Open Source VR Headset For $200

We’ve seen homemade VR headsets before, but, often they are dependent on special software or are not really up to par with commercial products. Not so with Relativity, an open source project from [Max Coutte] and [Gabriel Combe]. [Max] says it best:

Relativty is not a consumer product. We made Relativty in my bedroom with a soldering iron and a 3D printer and we expect you to do the same: build it yourself.

Unlike some homebrew gear, Relativity has full Steam VR support. It also has experimental support for positional scaling that tracks your body based on video input.

Under the covers, a motherboard with an Atmel ARM Cortex M3 and an IMU do the heavy lifting and account for $25 of the $200 price tag. The firmware though can run on any suitable ArduinoCore processor. The displays, too, have options. You can go for price with 90 Hz 1080p screens or jump up to 4K. The prototypes use a 2K dual display at 120 frames per second.

If you want to build Relativity yourself, all the details are on GitHub and there is a Discord server for help. The 3D printed case looks great and overall it seems like an impressive design.

We’ve seen a few similar projects, some even cheaper. We actually covered an earlier incarnation of the headset from the same team. You can see they’ve come a long way.

19 thoughts on “Open Source VR Headset For $200

  1. At 200 bucks that’s roughly about the lower price tag for a Windows Mixed reality headset. A decent one would be more expensive, but you get controllers as well. And OpenHMD has pretty much decent support for these

    1. I suspect the Windows MR headsets will also have much better head tracking. Webcam-based tracking is still experimental from the github and relies on the builder’s machine having an nVidia card since it uses CUDA to process the model. The IMU they use will only track 3 degrees of freedom, so if you can’t use the experimental webcam-based tracking, this headset is equivalent to streaming VR games to your phone in a Google Cardboard setup.

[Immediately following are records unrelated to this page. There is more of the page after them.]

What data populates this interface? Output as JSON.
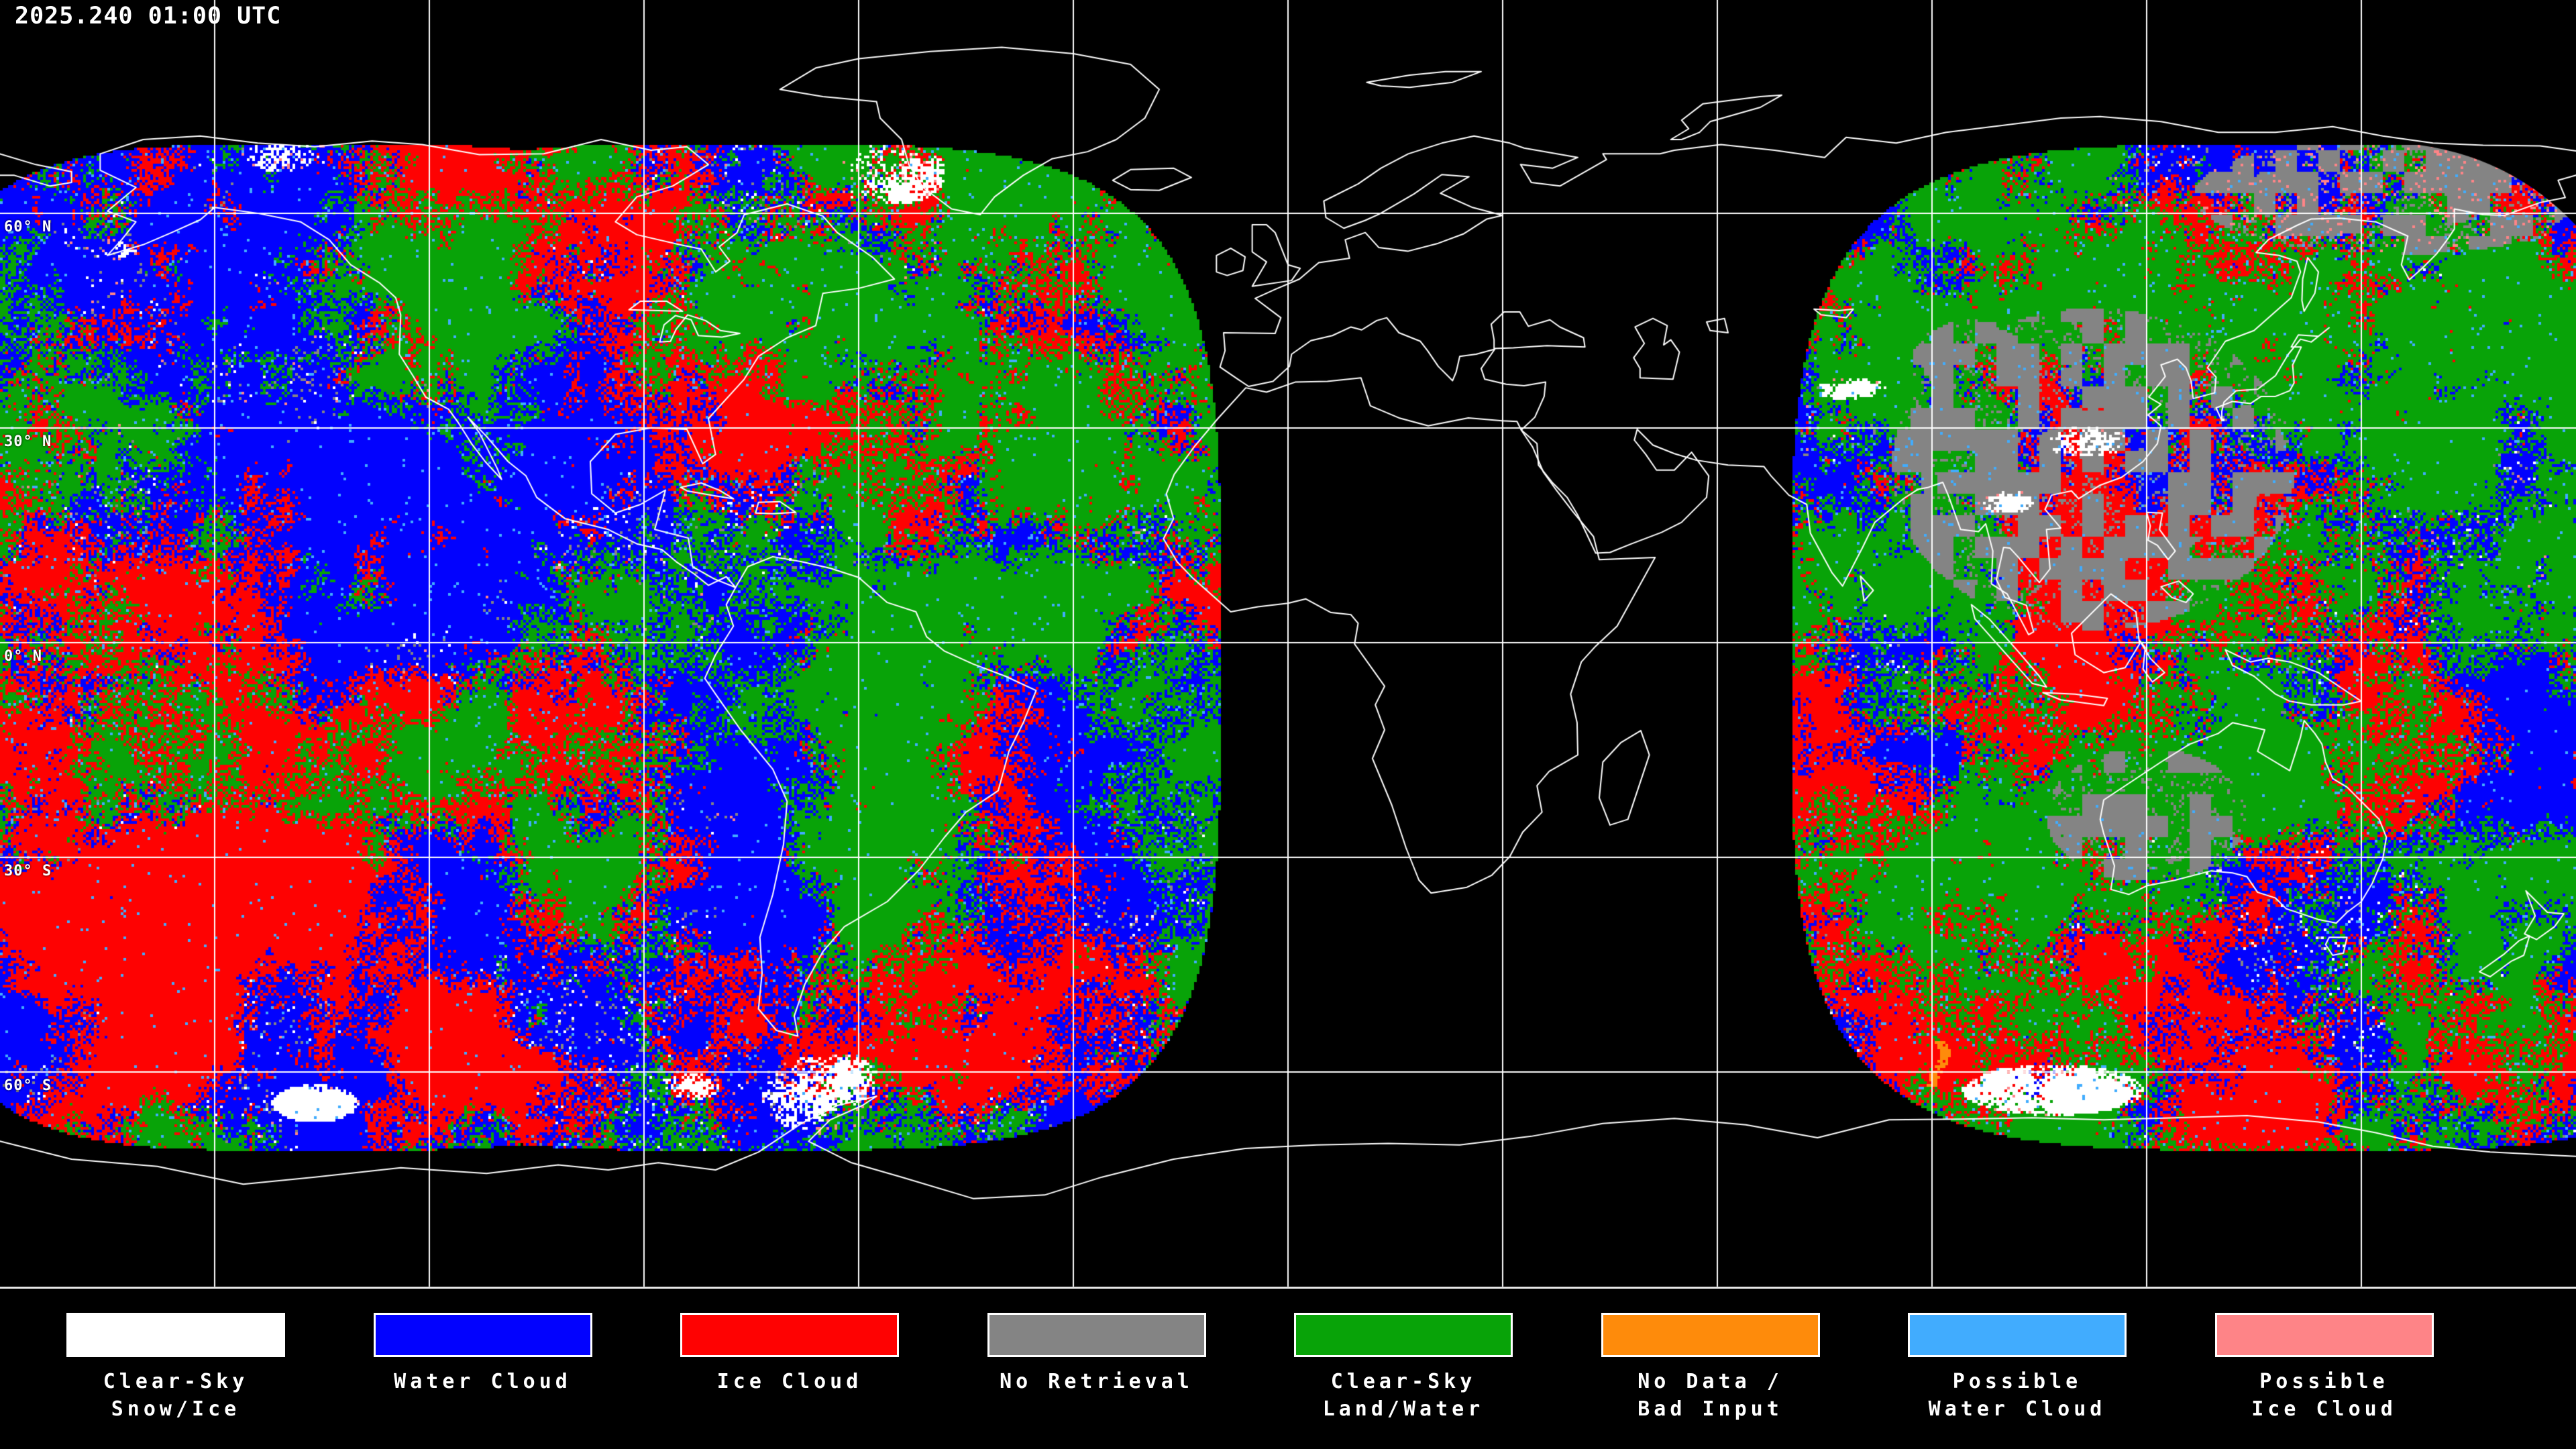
{
  "header": {
    "timestamp": "2025.240 01:00 UTC"
  },
  "map": {
    "background_color": "#000000",
    "grid_color": "#ffffff",
    "coastline_color": "#ffffff",
    "grid_interval_degrees": 30,
    "latitude_labels": [
      {
        "label": "60° N",
        "lat": 60
      },
      {
        "label": "30° N",
        "lat": 30
      },
      {
        "label": "0° N",
        "lat": 0
      },
      {
        "label": "30° S",
        "lat": -30
      },
      {
        "label": "60° S",
        "lat": -60
      }
    ]
  },
  "classification_colors": {
    "clear_sky_snow_ice": "#ffffff",
    "water_cloud": "#0202fe",
    "ice_cloud": "#fe0202",
    "no_retrieval": "#848484",
    "clear_sky_land_water": "#08a308",
    "no_data_bad_input": "#fe8b0b",
    "possible_water_cloud": "#41acfe",
    "possible_ice_cloud": "#fe8487"
  },
  "legend": {
    "separator_color": "#e6e6e6",
    "items": [
      {
        "id": "clear-sky-snow-ice",
        "color_key": "clear_sky_snow_ice",
        "lines": [
          "Clear-Sky",
          "Snow/Ice"
        ]
      },
      {
        "id": "water-cloud",
        "color_key": "water_cloud",
        "lines": [
          "Water Cloud"
        ]
      },
      {
        "id": "ice-cloud",
        "color_key": "ice_cloud",
        "lines": [
          "Ice Cloud"
        ]
      },
      {
        "id": "no-retrieval",
        "color_key": "no_retrieval",
        "lines": [
          "No Retrieval"
        ]
      },
      {
        "id": "clear-sky-land-water",
        "color_key": "clear_sky_land_water",
        "lines": [
          "Clear-Sky",
          "Land/Water"
        ]
      },
      {
        "id": "no-data-bad-input",
        "color_key": "no_data_bad_input",
        "lines": [
          "No Data /",
          "Bad Input"
        ]
      },
      {
        "id": "possible-water-cloud",
        "color_key": "possible_water_cloud",
        "lines": [
          "Possible",
          "Water Cloud"
        ]
      },
      {
        "id": "possible-ice-cloud",
        "color_key": "possible_ice_cloud",
        "lines": [
          "Possible",
          "Ice Cloud"
        ]
      }
    ]
  }
}
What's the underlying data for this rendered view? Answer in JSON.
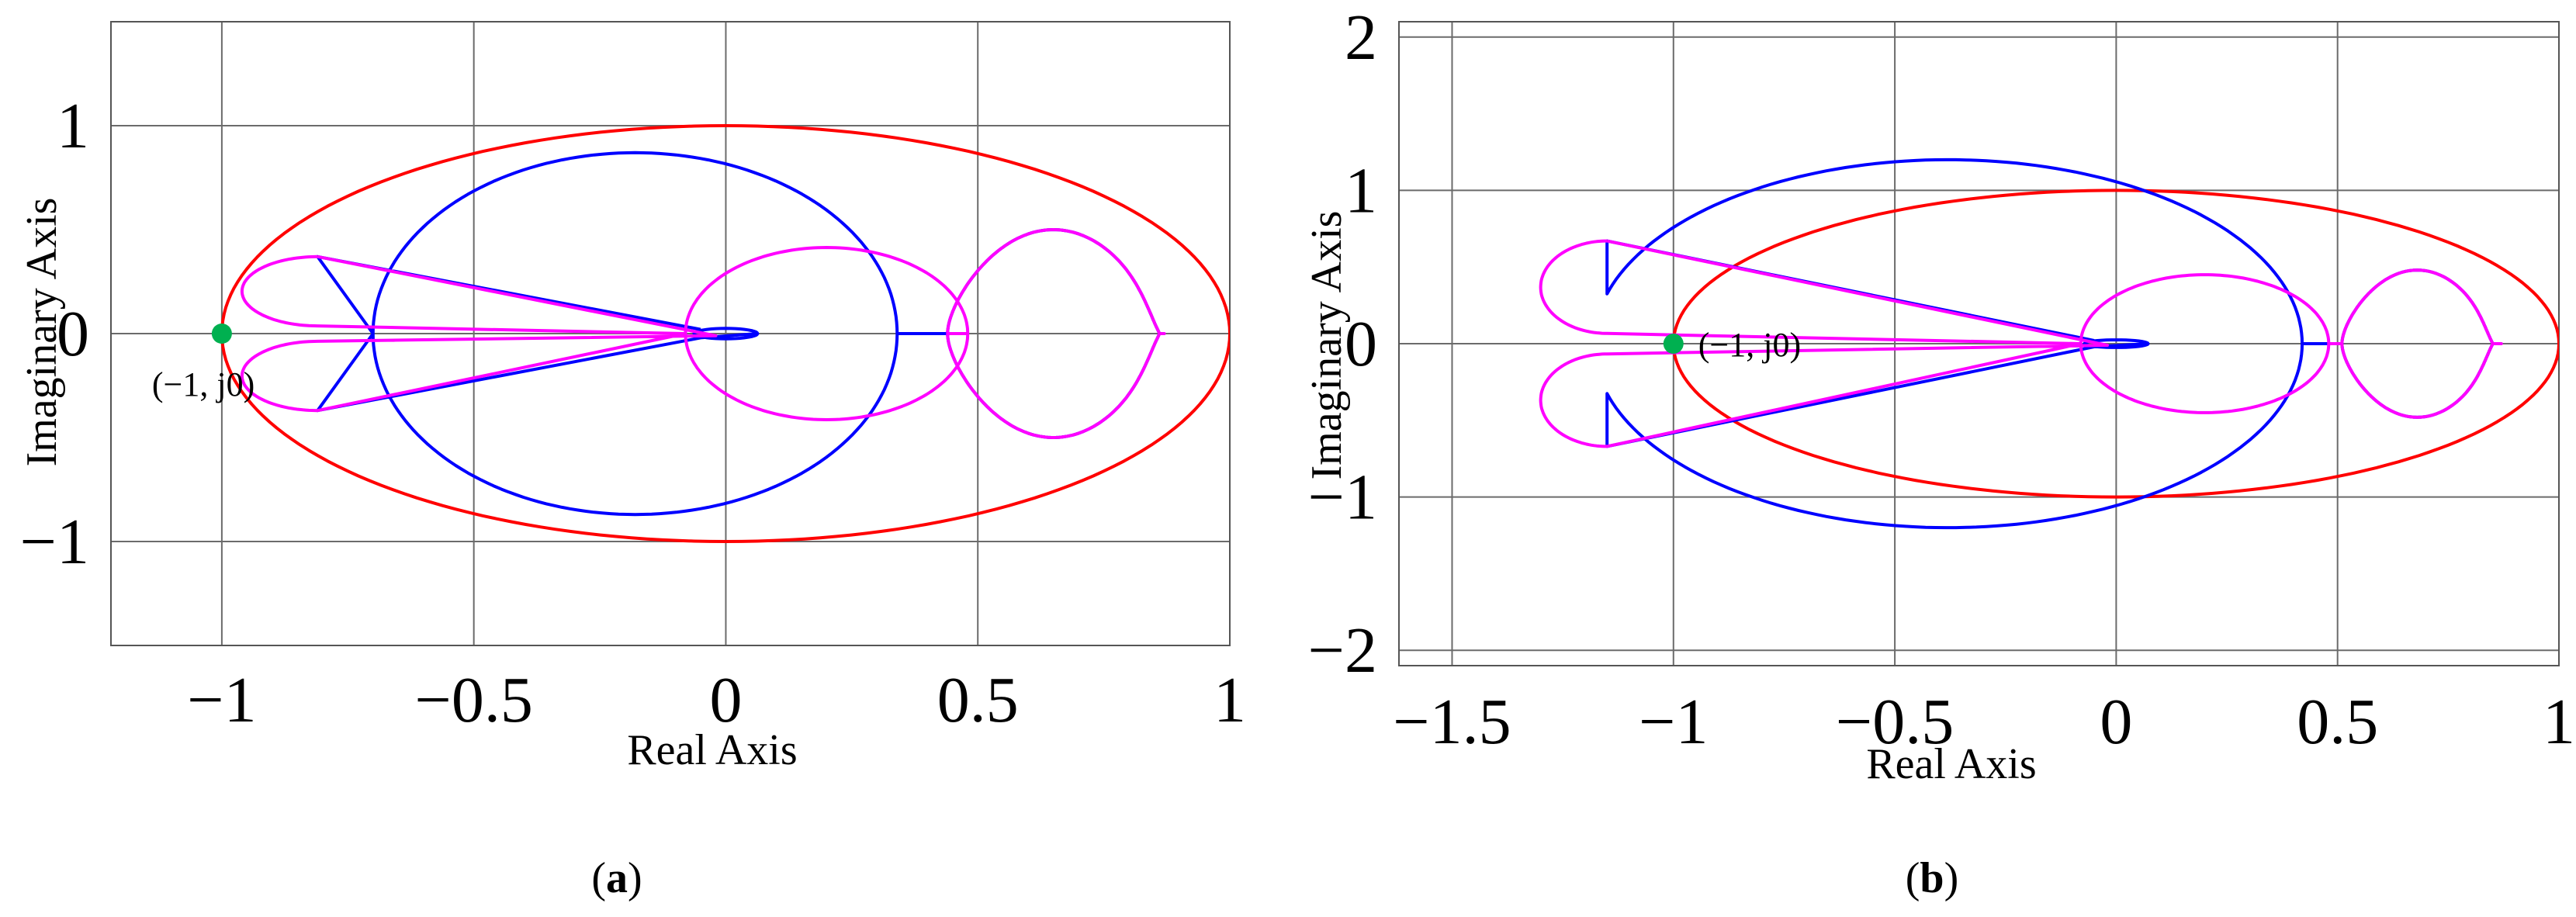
{
  "chart_data": [
    {
      "id": "a",
      "type": "line",
      "panel_label": "a",
      "xlabel": "Real Axis",
      "ylabel": "Imaginary Axis",
      "xlim": [
        -1.22,
        1.0
      ],
      "ylim": [
        -1.5,
        1.5
      ],
      "xticks": [
        -1,
        -0.5,
        0,
        0.5,
        1
      ],
      "yticks": [
        1,
        0,
        -1
      ],
      "xtick_labels": [
        "−1",
        "−0.5",
        "0",
        "0.5",
        "1"
      ],
      "ytick_labels": [
        "1",
        "0",
        "−1"
      ],
      "grid": true,
      "critical_point": {
        "x": -1,
        "y": 0,
        "label": "(−1,  j0)",
        "color": "#00b050"
      },
      "series": [
        {
          "color": "#ff0000",
          "curve": "ellipse",
          "params": {
            "cx": 0,
            "rx": 1,
            "ry": 1
          }
        },
        {
          "color": "#0000ff",
          "curve": "nyquist",
          "params": {
            "xl": -0.81,
            "yl": 0.37,
            "R": 0.52,
            "Ry": 0.87,
            "cx": -0.18,
            "leftX": -0.81,
            "junctionX": 0.53,
            "junctionY": 0.23,
            "loopCx": 0.65,
            "loopRx": 0.21,
            "loopRy": 0.5,
            "innerLoop": 0.07
          }
        },
        {
          "color": "#ff00ff",
          "curve": "nyquist-inner",
          "params": {
            "xl": -0.81,
            "yl": 0.37,
            "lobeCx": 0.2,
            "lobeRx": 0.28,
            "lobeRy": 0.46,
            "loopCx": 0.65,
            "loopRx": 0.21,
            "loopRy": 0.5,
            "outerX": 0.87
          }
        }
      ]
    },
    {
      "id": "b",
      "type": "line",
      "panel_label": "b",
      "xlabel": "Real Axis",
      "ylabel": "Imaginary Axis",
      "xlim": [
        -1.62,
        1.0
      ],
      "ylim": [
        -2.1,
        2.1
      ],
      "xticks": [
        -1.5,
        -1,
        -0.5,
        0,
        0.5,
        1
      ],
      "yticks": [
        2,
        1,
        0,
        -1,
        -2
      ],
      "xtick_labels": [
        "−1.5",
        "−1",
        "−0.5",
        "0",
        "0.5",
        "1"
      ],
      "ytick_labels": [
        "2",
        "1",
        "0",
        "−1",
        "−2"
      ],
      "grid": true,
      "critical_point": {
        "x": -1,
        "y": 0,
        "label": "(−1,  j0)",
        "color": "#00b050"
      },
      "series": [
        {
          "color": "#ff0000",
          "curve": "ellipse",
          "params": {
            "cx": 0,
            "rx": 1,
            "ry": 1
          }
        },
        {
          "color": "#0000ff",
          "curve": "nyquist",
          "params": {
            "xl": -1.15,
            "yl": 0.67,
            "R": 0.8,
            "Ry": 1.2,
            "cx": -0.38,
            "leftX": -1.15,
            "junctionX": 0.53,
            "junctionY": 0.2,
            "loopCx": 0.68,
            "loopRx": 0.17,
            "loopRy": 0.48,
            "innerLoop": 0.08
          }
        },
        {
          "color": "#ff00ff",
          "curve": "nyquist-inner",
          "params": {
            "xl": -1.15,
            "yl": 0.67,
            "lobeCx": 0.2,
            "lobeRx": 0.28,
            "lobeRy": 0.5,
            "loopCx": 0.68,
            "loopRx": 0.17,
            "loopRy": 0.48,
            "outerX": 0.87
          }
        }
      ]
    }
  ]
}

      Most of the cost here are the displays; unfortunately I don’t see that changing for the diy VR crowd anytime soon.

  2. What a disappointment! This is not open source and it is not 200$!
    This is an expensive accelerometer-to-usb converter with a third party closed source 200$ VR controller board and display set. I cannot find any detailed information about the displays. Only the frame-rate, but not the persistence, which is supposed to be important for VR.

    1. -Chris you didn’t bother to look at it? all the info’s there dude. price is in the ballpark and a link to the display is in the git repo… you just trolling? or you feeling threatened by a couple kids doing something cool?